Exploding rabbit populations in Western Australia are causing severe crop damage

Exploding rabbit populations in Western Australia are inflicting fresh losses on grain producers and threatening biodiversity, with the Invasive Species Council blaming regulatory hurdles and a lack of sustained federal funding for the surge.
Jack Gough, chief executive of the Council, said rabbit numbers had climbed to levels not seen since the mid-1990s, when populations were last sharply reduced by the introduction of rabbit haemorrhagic disease virus (RHDV). He warned that existing biological controls were losing potency as rabbits developed immunity, while no new biocontrol was close to deployment.
“It takes at least a decade to develop a new virus, and there has been no federal funding for that work since 2022,” Gough said, calling the situation “not good enough.”

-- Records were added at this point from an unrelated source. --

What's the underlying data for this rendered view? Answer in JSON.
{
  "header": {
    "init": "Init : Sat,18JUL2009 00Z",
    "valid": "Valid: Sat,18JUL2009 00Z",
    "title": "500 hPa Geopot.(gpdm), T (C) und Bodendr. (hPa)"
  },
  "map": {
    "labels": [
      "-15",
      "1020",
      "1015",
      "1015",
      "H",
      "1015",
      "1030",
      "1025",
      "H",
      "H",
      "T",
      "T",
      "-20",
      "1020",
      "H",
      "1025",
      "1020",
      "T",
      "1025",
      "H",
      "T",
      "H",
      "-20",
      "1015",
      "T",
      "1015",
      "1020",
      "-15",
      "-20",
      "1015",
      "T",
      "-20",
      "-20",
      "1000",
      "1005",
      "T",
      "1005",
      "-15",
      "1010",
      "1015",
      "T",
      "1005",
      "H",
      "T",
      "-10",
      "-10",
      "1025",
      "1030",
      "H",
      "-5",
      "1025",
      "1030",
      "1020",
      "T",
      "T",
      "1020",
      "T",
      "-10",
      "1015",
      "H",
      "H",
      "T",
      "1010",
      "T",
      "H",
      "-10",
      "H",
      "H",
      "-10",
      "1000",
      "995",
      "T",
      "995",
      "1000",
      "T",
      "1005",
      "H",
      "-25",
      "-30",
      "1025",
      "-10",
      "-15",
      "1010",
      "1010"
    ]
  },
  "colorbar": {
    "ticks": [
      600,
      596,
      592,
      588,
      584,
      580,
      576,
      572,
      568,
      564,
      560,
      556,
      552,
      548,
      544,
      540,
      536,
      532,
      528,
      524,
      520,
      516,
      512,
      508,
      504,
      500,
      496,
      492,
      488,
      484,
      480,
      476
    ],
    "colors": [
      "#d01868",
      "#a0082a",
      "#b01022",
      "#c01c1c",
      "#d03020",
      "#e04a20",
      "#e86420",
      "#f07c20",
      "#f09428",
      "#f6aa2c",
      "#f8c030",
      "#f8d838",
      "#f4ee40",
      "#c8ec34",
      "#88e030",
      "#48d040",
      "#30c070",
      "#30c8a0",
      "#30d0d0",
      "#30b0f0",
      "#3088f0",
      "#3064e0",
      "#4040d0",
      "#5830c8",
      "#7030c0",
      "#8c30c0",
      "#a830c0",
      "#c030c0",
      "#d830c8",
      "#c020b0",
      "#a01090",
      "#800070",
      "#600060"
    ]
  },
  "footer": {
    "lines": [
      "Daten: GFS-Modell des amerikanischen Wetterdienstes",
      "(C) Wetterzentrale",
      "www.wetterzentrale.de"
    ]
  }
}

Farmers across the Wheatbelt say the impact is already severe. Emily Stretch, a farmer near Kojonup, said rabbits had stripped canola and lupin paddocks bare, leaving some fields unharvestable. Similar reports have emerged across the region, with growers describing population levels they have never previously experienced.
Rabbits were estimated to cause approximately $200 million in agricultural losses per year, even when populations were relatively low in the late 1990s. Gough said favorable seasonal conditions had accelerated the current rebound, but warned that local control efforts could not materially curb numbers without a new national-scale biocontrol.
Veteran farmers share that concern. Neville Wall, who has farmed near Toodyay for three decades, said the familiar boom-and-bust cycle driven by calicivirus no longer appears to be working. “We’re not seeing that same pattern anymore,” he said.
In a statement, federal Agriculture Minister Julie Collins said states and territories remain primarily responsible for on-ground invasive species management, but added that the federal government is investing $1.2 million in rabbit control projects under its Supporting Communities Manage Pest Animals and Weeds Program. The funding supports improved control tools and a National Rabbit Biocontrol Pipeline Strategy.
The Invasive Species Council argues that rabbits should instead be treated as a permanent national priority, warning that unchecked populations could become a major political and economic issue over the next decade.